The carriage had gone two squares before the silence in it was broken. Then Roy spoke.

"What is it, Syd?" he said. "I am sure you are worrying yourself needlessly over something-- are magnifying it from a molehill into a mountain."

"Needlessly? Oh, boys, would that I were! But as soon as I tell you, you will understand it all. And I shall tell you now-- in a minute. But just give me your hand, each of you, that I may feel the warm pressure of your confidence before-- before you know the worst of me."

Roy and Rex instantly put out their hands. Syd took one in each of his and held them tight for an instant. Then he dropped them quickly and began to speak rapidly.

"Do you remember, Roy, the night last July you went home in Dr. Martin's carriage and left me alone with Mr. Tyler? The will that left all his money to mother had been signed and witnessed; you know what it contained. I felt so rejoiced for you all, although I had no idea then that there was a chance of your so soon coming into possession.
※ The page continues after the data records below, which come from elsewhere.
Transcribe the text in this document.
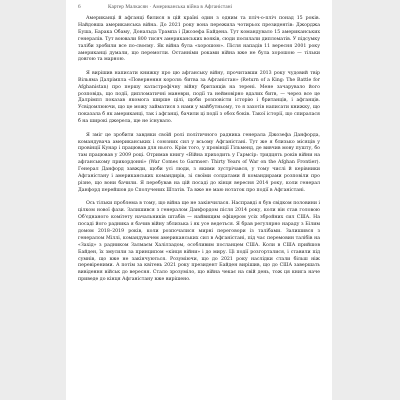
6	Картер Малкасян · Американська війна в Афганістані

Американці й афганці билися в цій країні один з одним та пліч-о-пліч понад 15 років. Найдовша американська війна. До 2021 року вона пережила чотирьох президентів: Джорджа Буша, Барака Обаму, Дональда Трампа і Джозефа Байдена. Тут командувало 15 американських генералів. Тут воювали 800 тисяч американських вояків, сюди посилали дипломатів. У підсумку таліби зробили все по-своєму. Як війна була «хорошою». Після нападів 11 вересня 2001 року американці думали, що перемогли. Останніми роками війна вже не була хорошою — тільки довгою та марною.

Я вирішив написати книжку про цю афганську війну, прочитавши 2013 року чудовий твір Вільяма Далрімпла «Повернення короля: битва за Афганістан» (Return of a King: The Battle for Afghanistan) про першу катастрофічну війну британців на терені. Мене зачарувало його розповідь, що події, дипломатичні маневри, події та неймовірно вдалих битв, — через все це Далрімпл показав якомога ширше цілі, щоби розповісти історію і британців, і афганців. Усвідомлюючи, що це можу займатися з нами у майбутньому, то я захотів написати книжку, що показала б як американці, так і афганці, бачили ці події з обох боків. Такої історії, що спиралася б на широкі джерела, ще не існувало.

Я зміг це зробити завдяки своїй ролі політичного радника генерала Джозефа Данфорда, командувача американських і союзних сил у всьому Афганістані. Тут же я близько місяців у провінції Кунар і працював для нього. Крім того, у провінції Гільменд, де вивчив мову пушту, бо там працював у 2009 році. Отримав книгу «Війна приходить у Гармсір: тридцять років війни на афганському прикордонні» (War Comes to Garmser: Thirty Years of War on the Afghan Frontier). Генерал Данфорд завжди, щоби усі люди, з якими зустрічався, у тому числі й керівники Афганістану і американських командирів, зі своїми солдатами й командирами розповіли про різне, що вони бачили. Я перебував на цій посаді до кінця вересня 2014 року, коли генерал Данфорд перейшов до Сполучених Штатів. Та вже не маю нотаток про події в Афганістані.

Ось тільки проблема в тому, що війна ще не закінчилася. Насправді я був свідком половини і цілком нової фази. Залишився з генералом Данфордом після 2014 року, коли він став головою Об'єднаного комітету начальників штабів — найвищим офіцером усіх збройних сил США. На посаді його радника я бачив війну зблизька і як усе ведеться. Я брав регулярно нараду з Білим домом 2018–2019 років, коли розпочалися мирні переговори із талібами. Залишився з генералом Міллі, командувачем американських сил в Афганістані, під час перемовин талібів на «Захід» з радником Залмаєм Халілзадом, особливим посланцем США. Коли в США прийшов Байден, їх змусили за принципом «кінця війни» і до миру. Ці події розгорталися, і ставили під сумнів, що вже не закінчуються. Розуміючи, що до 2021 року наслідки стали більш ніж перевіреними. А потім за квітень 2021 року президент Байден вирішив, що до США завершать вивідення військ до вересня. Стало зрозуміло, що війна чекає на свій день, тож ця книга наче приведе до кінця Афганістану вже вирішено.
"I sat talking to the old man for an hour or so, about his investments and the various savings banks in which his money was deposited. Finally he appeared to grow restless.

"'Have you got that will I made, Sydney?' he asked.

"I pointed it out to him where it lay on the table.

"'I can make another one, can't I?' he went on.

"'As many as you please,' I told him.

"'Then write out this one and I'll sign it,' he said, and he dictated a document that left every penny of his fortune, except the five thousand to Ann and a thousand he left to you, Roy, to Maurice Darley, if living, or his heirs if dead.

"'You and Ann can witness it,' he told me, and I called her in, and she wrote her name under mine.

"He named myself and Dr. Martin as executors just as before, and said that I could probably find Maurice Darley without much trouble. He turned over in bed then and I asked him where Darley was when he last heard from him, but he did not answer. I went over to the bed and looked at him, and found that he was dead.

"Then the temptation flashed into my mind.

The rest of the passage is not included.